Nathan berdecak, benar benar tak suka melihat Syakila yang terpuruk begini. Ingin sekali tangannya menghapus air mata gadis yang sudah benar benar ia anggap adik itu. Ingin sekali jua ia merangkul dan menenangkan gadis itu. Tapi mau bagaimana lagi ia sudah berjanji pada sang kakak untuk tidak menyentuh Syakila, ia hanya ditugaskan untuk menjaganya.
"Alasannya Lily! " Tebak Nathan dengan tepat.
Syakila mendongak menatap Nathan dengan sedikit kaget, "bu..bukan."
"Humm." ralat Syakila saat mendapat tatapan tajam dari Nathan.
"Lo terlalu peduli sama sahabat lo, Sya." Nathan menatap Syakila serius, "Belum juga tentu ia peduli sama lo."

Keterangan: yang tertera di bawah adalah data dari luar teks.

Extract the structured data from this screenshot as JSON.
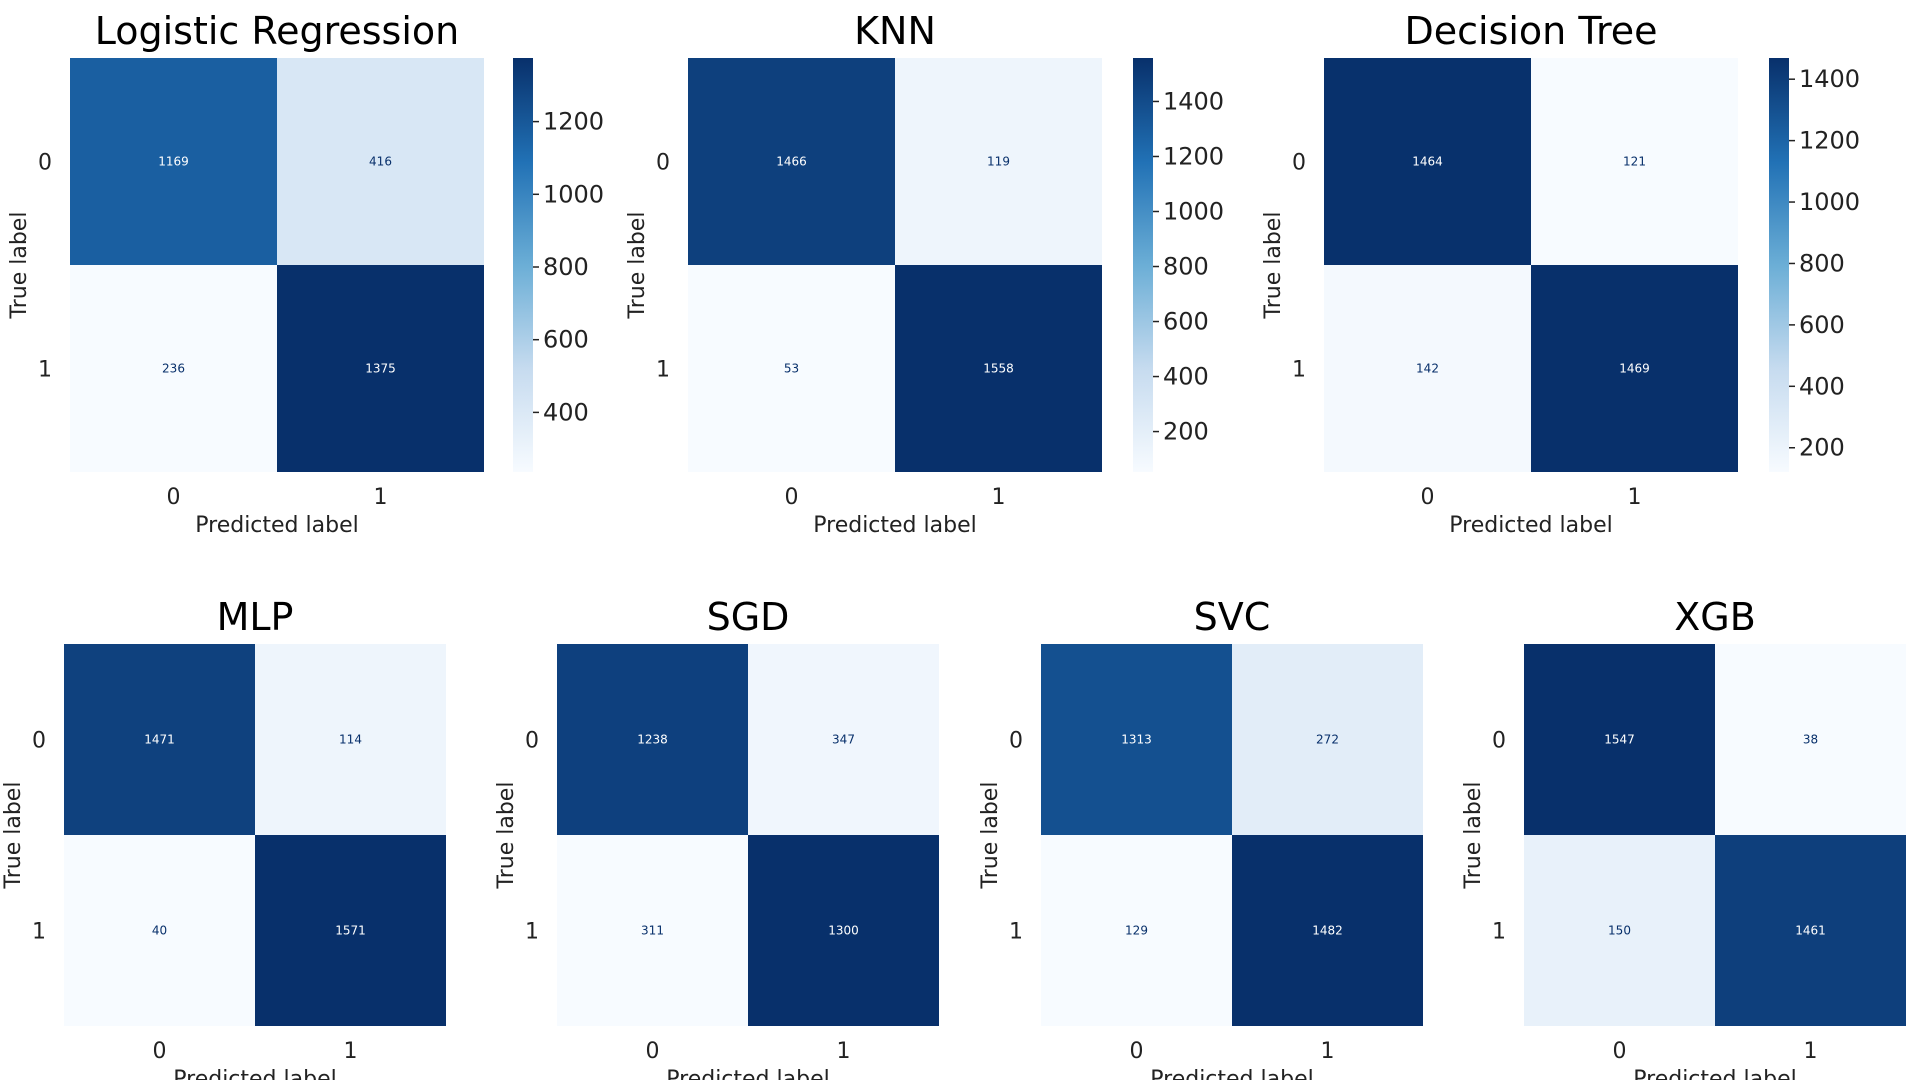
{
  "colors": {
    "low": "#f7fbff",
    "mid_low": "#c6dbef",
    "mid": "#6baed6",
    "mid_high": "#2171b5",
    "high": "#08306b",
    "text_dark": "#08306b",
    "text_light": "#ffffff",
    "axis_text": "#222222"
  },
  "chart_data": [
    {
      "type": "heatmap",
      "title": "Logistic Regression",
      "xlabel": "Predicted label",
      "ylabel": "True label",
      "x_ticks": [
        "0",
        "1"
      ],
      "y_ticks": [
        "0",
        "1"
      ],
      "matrix": [
        [
          1169,
          416
        ],
        [
          236,
          1375
        ]
      ],
      "colorbar": {
        "show": true,
        "range": [
          236,
          1375
        ],
        "ticks": [
          400,
          600,
          800,
          1000,
          1200
        ]
      }
    },
    {
      "type": "heatmap",
      "title": "KNN",
      "xlabel": "Predicted label",
      "ylabel": "True label",
      "x_ticks": [
        "0",
        "1"
      ],
      "y_ticks": [
        "0",
        "1"
      ],
      "matrix": [
        [
          1466,
          119
        ],
        [
          53,
          1558
        ]
      ],
      "colorbar": {
        "show": true,
        "range": [
          53,
          1558
        ],
        "ticks": [
          200,
          400,
          600,
          800,
          1000,
          1200,
          1400
        ]
      }
    },
    {
      "type": "heatmap",
      "title": "Decision Tree",
      "xlabel": "Predicted label",
      "ylabel": "True label",
      "x_ticks": [
        "0",
        "1"
      ],
      "y_ticks": [
        "0",
        "1"
      ],
      "matrix": [
        [
          1464,
          121
        ],
        [
          142,
          1469
        ]
      ],
      "colorbar": {
        "show": true,
        "range": [
          121,
          1469
        ],
        "ticks": [
          200,
          400,
          600,
          800,
          1000,
          1200,
          1400
        ]
      }
    },
    {
      "type": "heatmap",
      "title": "MLP",
      "xlabel": "Predicted label",
      "ylabel": "True label",
      "x_ticks": [
        "0",
        "1"
      ],
      "y_ticks": [
        "0",
        "1"
      ],
      "matrix": [
        [
          1471,
          114
        ],
        [
          40,
          1571
        ]
      ],
      "colorbar": {
        "show": false
      }
    },
    {
      "type": "heatmap",
      "title": "SGD",
      "xlabel": "Predicted label",
      "ylabel": "True label",
      "x_ticks": [
        "0",
        "1"
      ],
      "y_ticks": [
        "0",
        "1"
      ],
      "matrix": [
        [
          1238,
          347
        ],
        [
          311,
          1300
        ]
      ],
      "colorbar": {
        "show": false
      }
    },
    {
      "type": "heatmap",
      "title": "SVC",
      "xlabel": "Predicted label",
      "ylabel": "True label",
      "x_ticks": [
        "0",
        "1"
      ],
      "y_ticks": [
        "0",
        "1"
      ],
      "matrix": [
        [
          1313,
          272
        ],
        [
          129,
          1482
        ]
      ],
      "colorbar": {
        "show": false
      }
    },
    {
      "type": "heatmap",
      "title": "XGB",
      "xlabel": "Predicted label",
      "ylabel": "True label",
      "x_ticks": [
        "0",
        "1"
      ],
      "y_ticks": [
        "0",
        "1"
      ],
      "matrix": [
        [
          1547,
          38
        ],
        [
          150,
          1461
        ]
      ],
      "colorbar": {
        "show": false
      }
    }
  ]
}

Nathan hanya diam, bingung harus mengatakan apa. Mengakui perasaannya? Ia sendiri masih bingung akan perasaannya.
"Kalo suka sama Lily, ngak papa kok. Malahan gue suka kalo kalian ada hubungan. Karna dengan begitu Lily ada yang jaga."
Nathan menatap Syakila senduh,"gue ngak tahu, Sya. Gue bingung. "
"Gue ngak bisa ngelarang lo buat peduli sama gue. Tapi gue juga ngak mau Lily salah paham ama gue karna terlalu dekat ama lo, Kak." Syakila menatap Nathan dengan lirih.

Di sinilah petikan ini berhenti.